Portrait of a young cavalier executing the levade
Oil on panel : 32,9 X 28,6 cm
Signed and dated middle bottom “JM D Jonge 1634”
Frame 47,1 X 43,3 cm

I am currently documenting this painting


About Jan Martsen de Jonge
 
Dutch painter
Haarlem circa 1609 – after 1647 Amsterdam
 
Jan Martsen probably added ‘de jonge’, that is ‘the younger’ to some signatures of his paintings to differentiate himself from his father, who had also been a painter (and his first master), and whose first name Jacob also starts with a ‘J’. It is thought that Jan’s earliest paintings were made in The Hague under his father’s licence.
 
Jan’s name is also spelled as :
- Jan Martszen de Jonge
In English it is sometimes translated into :
- Jan Martsen or Martszen the Younger
Two authors, George S. Keyes and Jan Briels, call him :
- Jan Martens
 
Painter and engraver of battle scenes.
 
His father, Jacob(us) Martsen (Gent 1580 – 1647 Amsterdam)  was a painter specialised in portraits and genre scenes. He studied in Haarlem under Karel van Mander. 
 
Our painter was a pupil of his uncle, Esaias van de Velde (1587 – 1630). 

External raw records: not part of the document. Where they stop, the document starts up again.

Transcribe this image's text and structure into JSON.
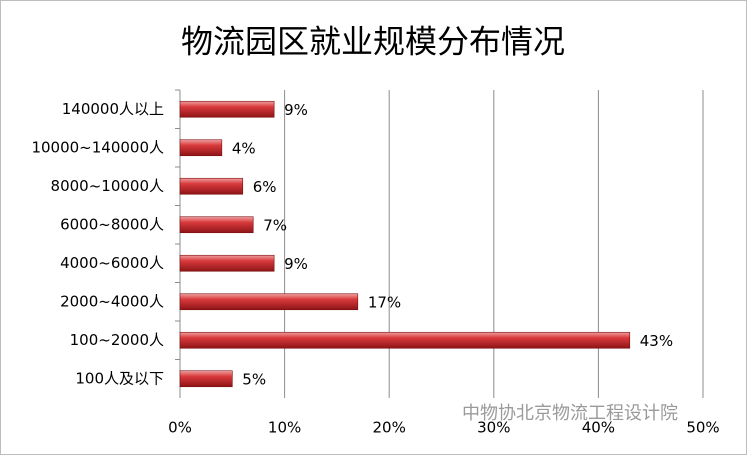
{
  "chart_data": {
    "type": "bar",
    "orientation": "horizontal",
    "title": "物流园区就业规模分布情况",
    "categories": [
      "140000人以上",
      "10000~140000人",
      "8000~10000人",
      "6000~8000人",
      "4000~6000人",
      "2000~4000人",
      "100~2000人",
      "100人及以下"
    ],
    "values": [
      9,
      4,
      6,
      7,
      9,
      17,
      43,
      5
    ],
    "value_labels": [
      "9%",
      "4%",
      "6%",
      "7%",
      "9%",
      "17%",
      "43%",
      "5%"
    ],
    "color": "#c0282b",
    "xlim": [
      0,
      50
    ],
    "xticks": [
      {
        "value": 0,
        "label": "0%"
      },
      {
        "value": 10,
        "label": "10%"
      },
      {
        "value": 20,
        "label": "20%"
      },
      {
        "value": 30,
        "label": "30%"
      },
      {
        "value": 40,
        "label": "40%"
      },
      {
        "value": 50,
        "label": "50%"
      }
    ],
    "grid": true,
    "watermark": "中物协北京物流工程设计院"
  }
}
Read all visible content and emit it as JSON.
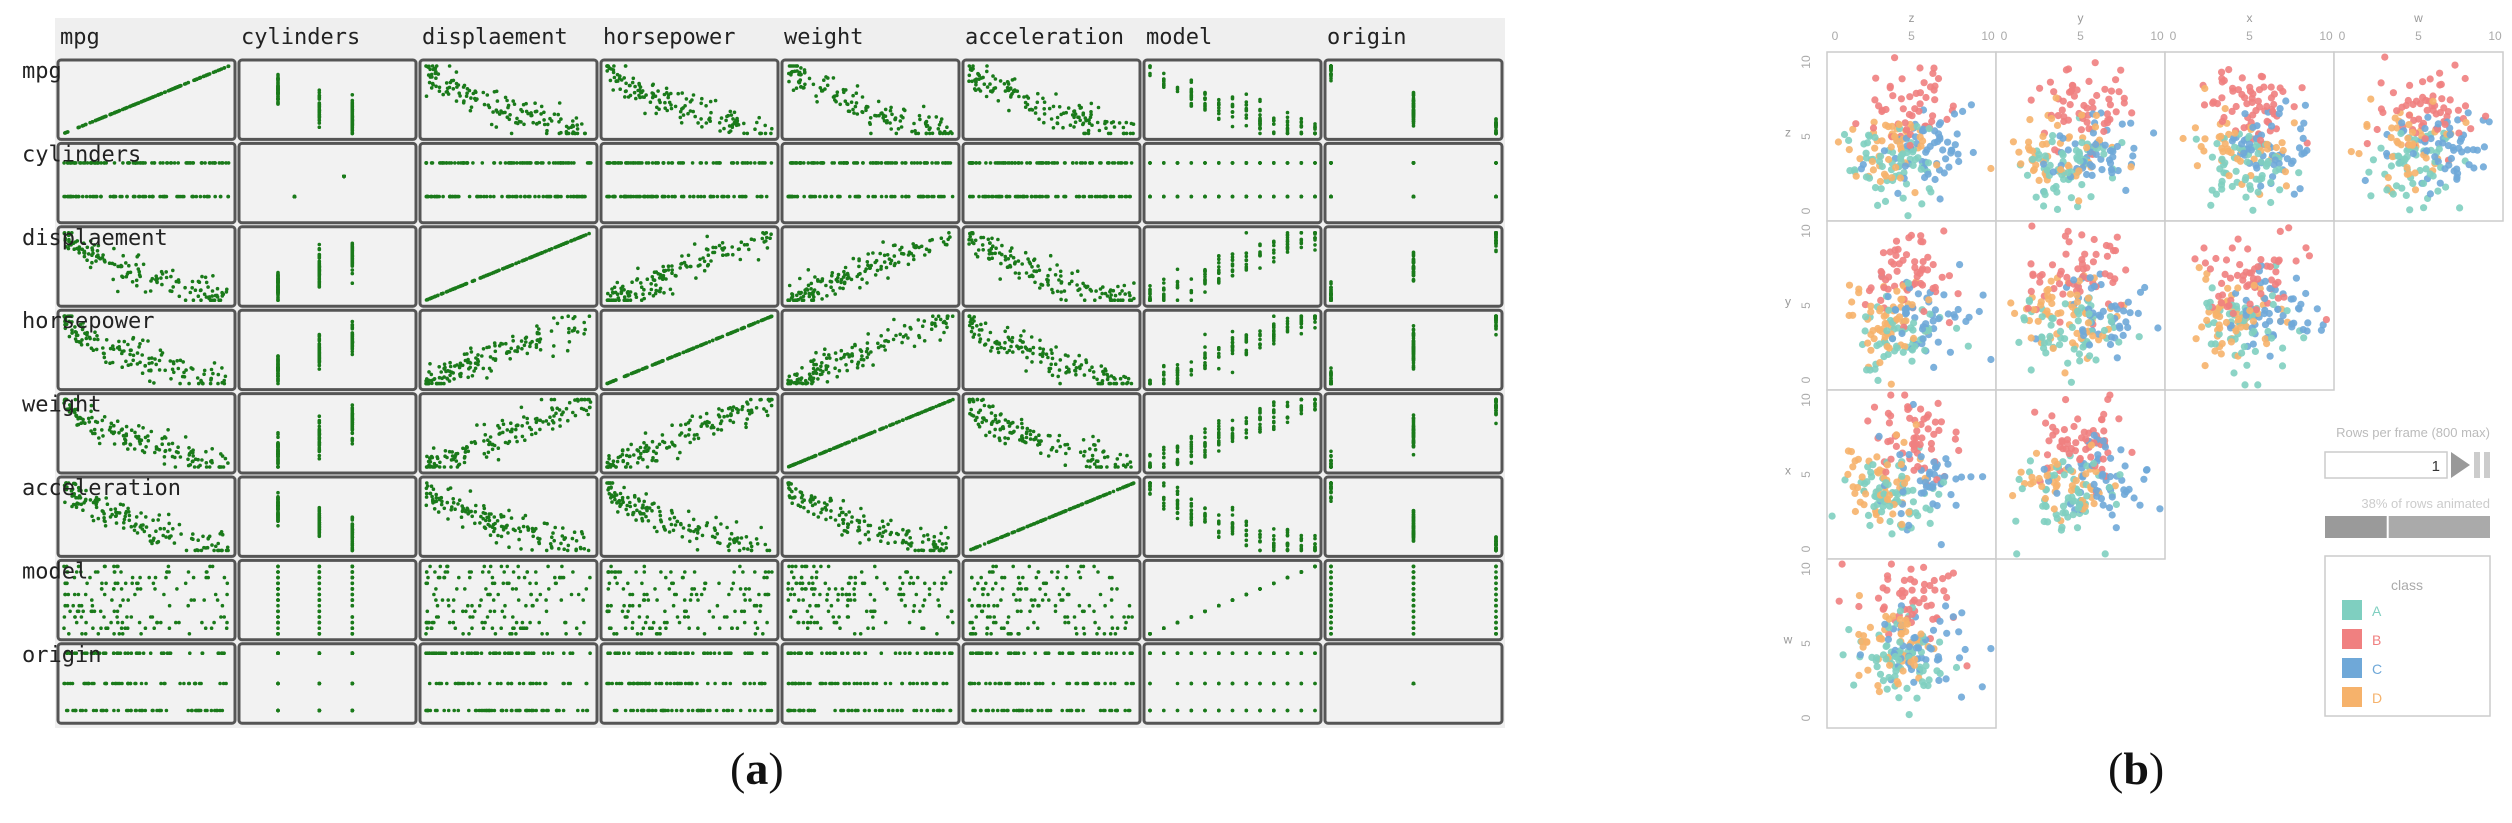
{
  "captions": {
    "a": "a",
    "b": "b"
  },
  "panel_a": {
    "variables": [
      "mpg",
      "cylinders",
      "displaement",
      "horsepower",
      "weight",
      "acceleration",
      "model",
      "origin"
    ],
    "point_color": "#1a7a1a"
  },
  "panel_b": {
    "variables": [
      "z",
      "y",
      "x",
      "w"
    ],
    "axis_ticks": [
      "0",
      "5",
      "10"
    ],
    "rows_label": "Rows per frame (800 max)",
    "rows_value": "1",
    "animated_label": "38% of rows animated",
    "animated_fraction": 0.38,
    "legend_title": "class",
    "classes": [
      {
        "name": "A",
        "color": "#7fcfc0"
      },
      {
        "name": "B",
        "color": "#f08080"
      },
      {
        "name": "C",
        "color": "#6fa8d8"
      },
      {
        "name": "D",
        "color": "#f6b26b"
      }
    ]
  },
  "chart_data": [
    {
      "type": "scatter",
      "variables": [
        "mpg",
        "cylinders",
        "displaement",
        "horsepower",
        "weight",
        "acceleration",
        "model",
        "origin"
      ],
      "layout": "scatterplot matrix, 8 x 8, diagonal shows each variable against itself"
    },
    {
      "type": "scatter",
      "variables": [
        "z",
        "y",
        "x",
        "w"
      ],
      "layout": "lower-triangular scatterplot matrix",
      "x_range": [
        0,
        10
      ],
      "y_range": [
        0,
        10
      ],
      "series": [
        {
          "name": "A"
        },
        {
          "name": "B"
        },
        {
          "name": "C"
        },
        {
          "name": "D"
        }
      ]
    }
  ]
}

Jan’s father, Jacob, married Esaias’ sister Susanna in 1608; three years later Esaias married Jacob’s sister Catelyna.
Van de Velde was born in Amsterdam, where he remained until 1609, from 1609 until 1617 he lived in Haarlem, and from 1618 until his death in 1630 in The Hague.
 
Jan Martsen remained in Haarlem during his youth until 1625. That year he moved with his father to Amsterdam. In 1626 both father and son moved to The Hague, where Jacob joined the Painter’s Guild. Jan’s new master, his uncle Esaias van de Velde, had been active here since 1618.

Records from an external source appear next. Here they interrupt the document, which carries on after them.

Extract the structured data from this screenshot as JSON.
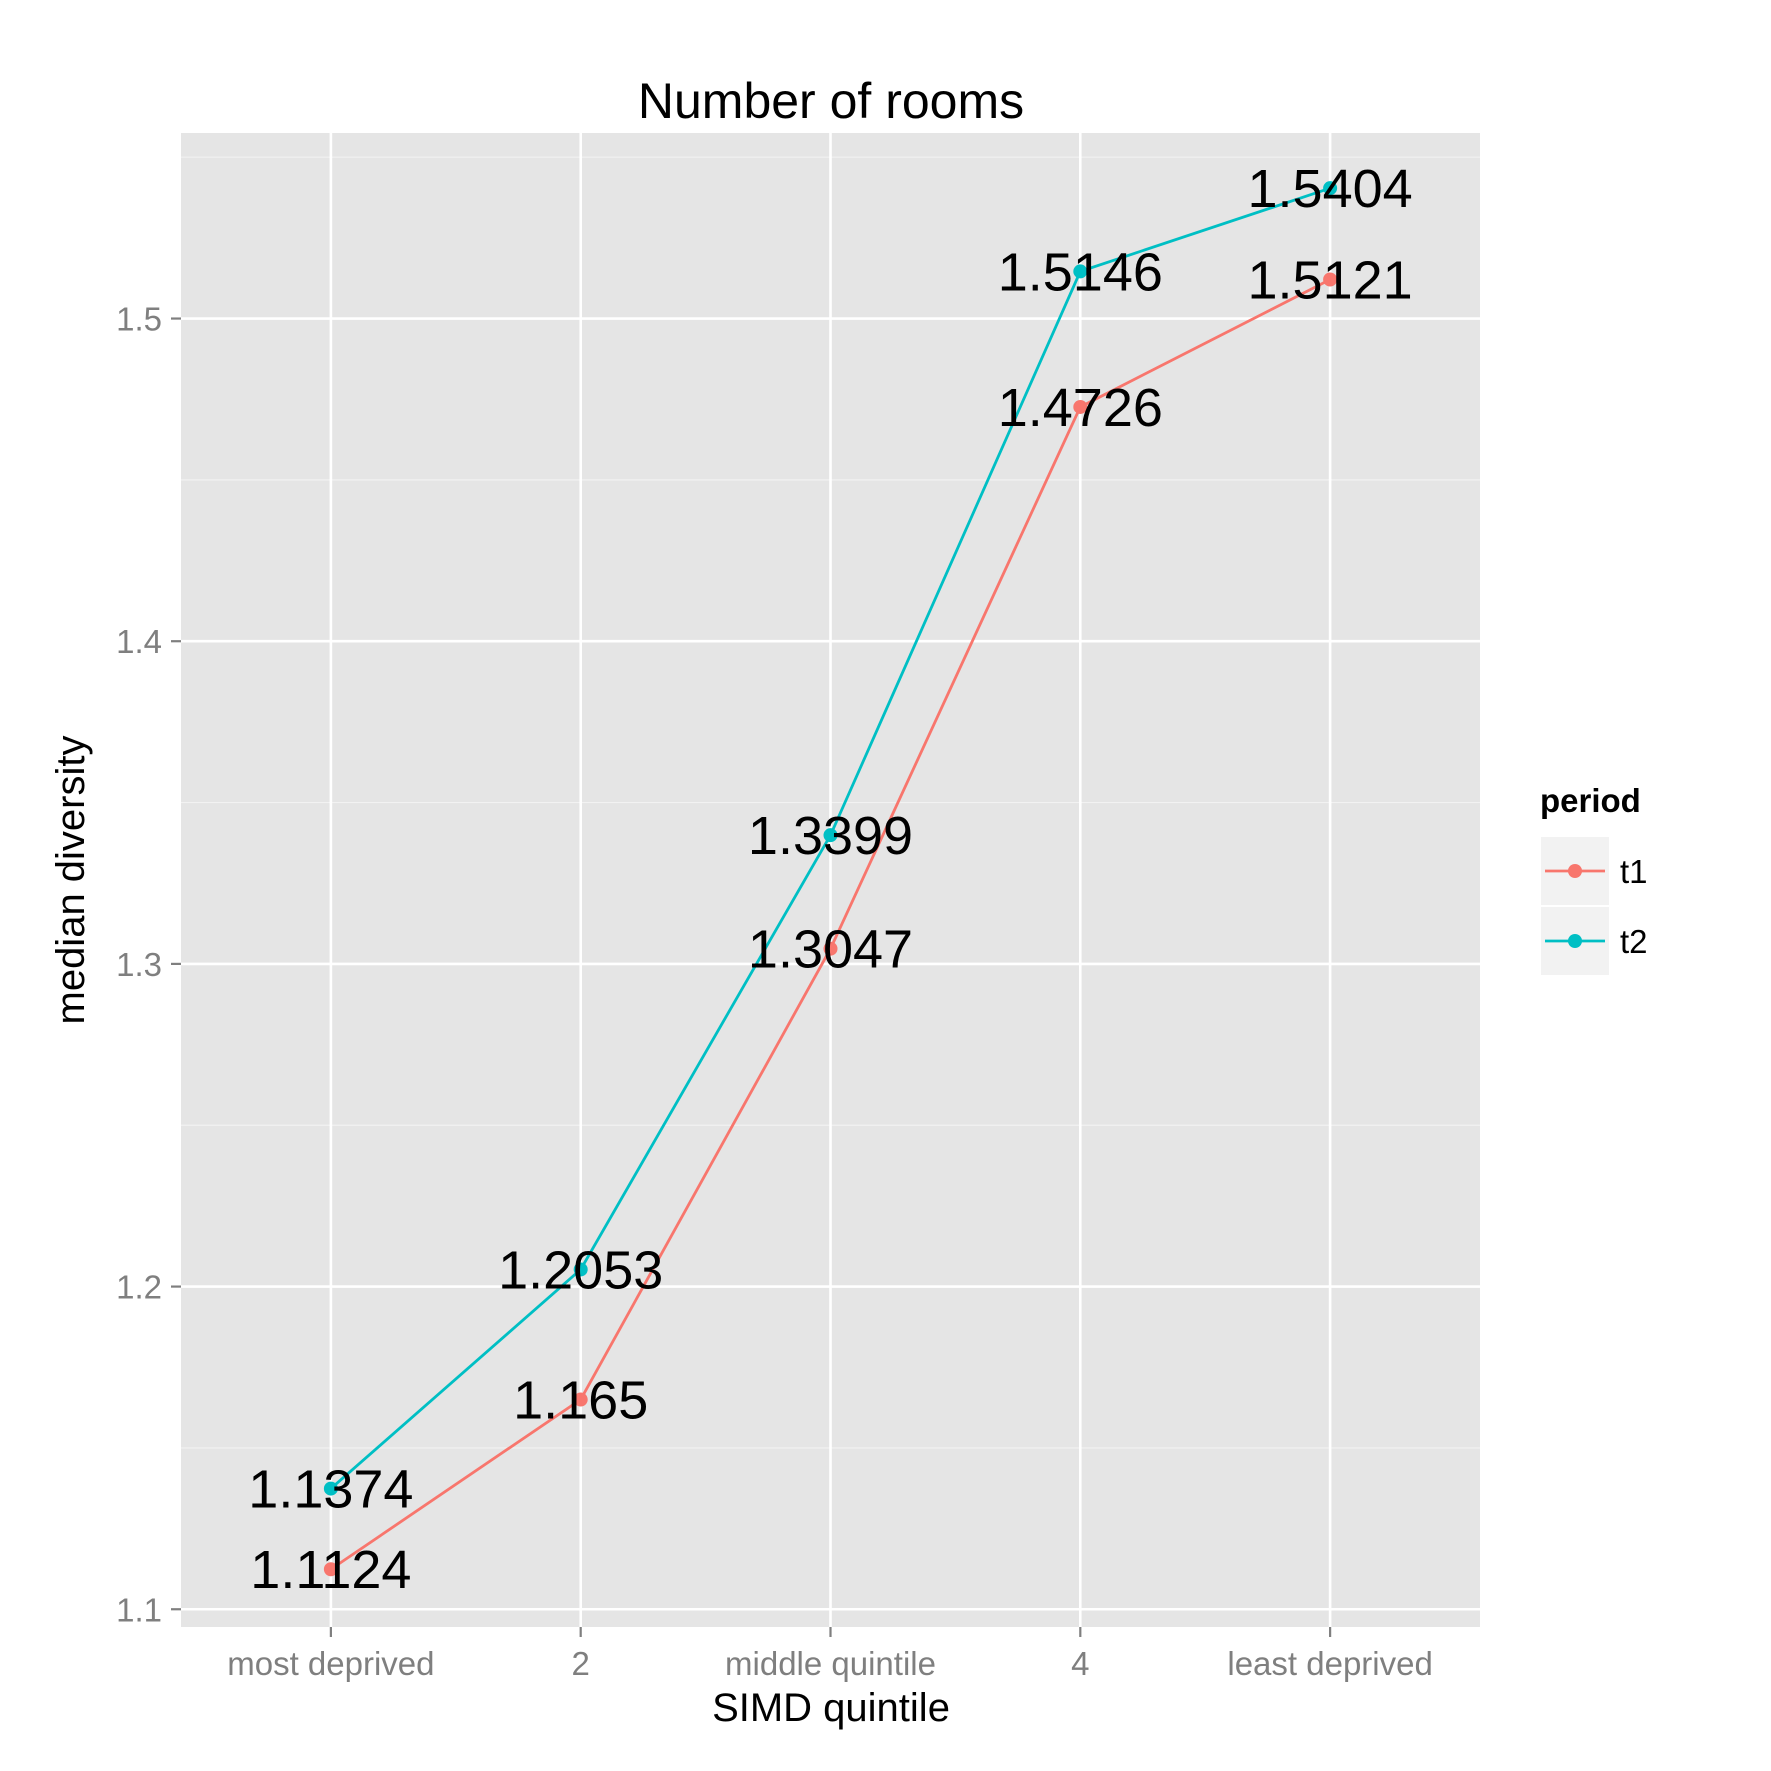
{
  "chart_data": {
    "type": "line",
    "title": "Number of rooms",
    "xlabel": "SIMD quintile",
    "ylabel": "median diversity",
    "categories": [
      "most deprived",
      "2",
      "middle quintile",
      "4",
      "least deprived"
    ],
    "ylim": [
      1.0945,
      1.5575
    ],
    "yticks": [
      1.1,
      1.2,
      1.3,
      1.4,
      1.5
    ],
    "ytick_labels": [
      "1.1",
      "1.2",
      "1.3",
      "1.4",
      "1.5"
    ],
    "grid": true,
    "series": [
      {
        "name": "t1",
        "color": "#F8766D",
        "values": [
          1.1124,
          1.165,
          1.3047,
          1.4726,
          1.5121
        ],
        "labels": [
          "1.1124",
          "1.165",
          "1.3047",
          "1.4726",
          "1.5121"
        ]
      },
      {
        "name": "t2",
        "color": "#00BFC4",
        "values": [
          1.1374,
          1.2053,
          1.3399,
          1.5146,
          1.5404
        ],
        "labels": [
          "1.1374",
          "1.2053",
          "1.3399",
          "1.5146",
          "1.5404"
        ]
      }
    ],
    "legend": {
      "title": "period",
      "position": "right"
    },
    "colors": {
      "panel_background": "#E5E5E5",
      "grid_major": "#FFFFFF",
      "tick_label": "#7F7F7F"
    }
  }
}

In 1629 Jan settled in his birthplace Haarlem. Except for a 5-year stay (following his marriage) in Amsterdam (1633 – 1638) he is documented in Haarlem until 1645.
At some stage Jan must also have been active in Delft.
 
Jan Martsen’s early paintings, during the late 1620s, were strongly influenced by his uncle, Esaias van de Velde. Later he was influenced by Palamedes Palamedesz., who had also been a pupil of Esaias van de Velde.
 
All three Esaias van de Velde, Anthonie Palamedesz. (the elder brother of Palamedes Palamedesz.) and Jan Martsen have been painting figures in some of the architectural scenes of Bartholomeus van Bassen (circa 1590 – 1652). Antwerp-born van Bassen was active in Delft between 1613 and 1622 and from 1622 until his death thirty years later in The Hague.
 
Jan Martsen had one pupil: Jan Asselijn. He studied with Jan Martsen in Amsterdam. His earliest paintings, from 1634 and 1635, are battle scenes, showing the strong influence of his master. Asselijn subsequently dropped this subject, only to paint it briefly again around 1646, when he was active in Lyon and Paris, before returning to Amsterdam. Asselijn is foremost known as an important Italianate landscape and genre painter, a ‘Bamboccianto’ active in Rome between circa 1635 and 1644.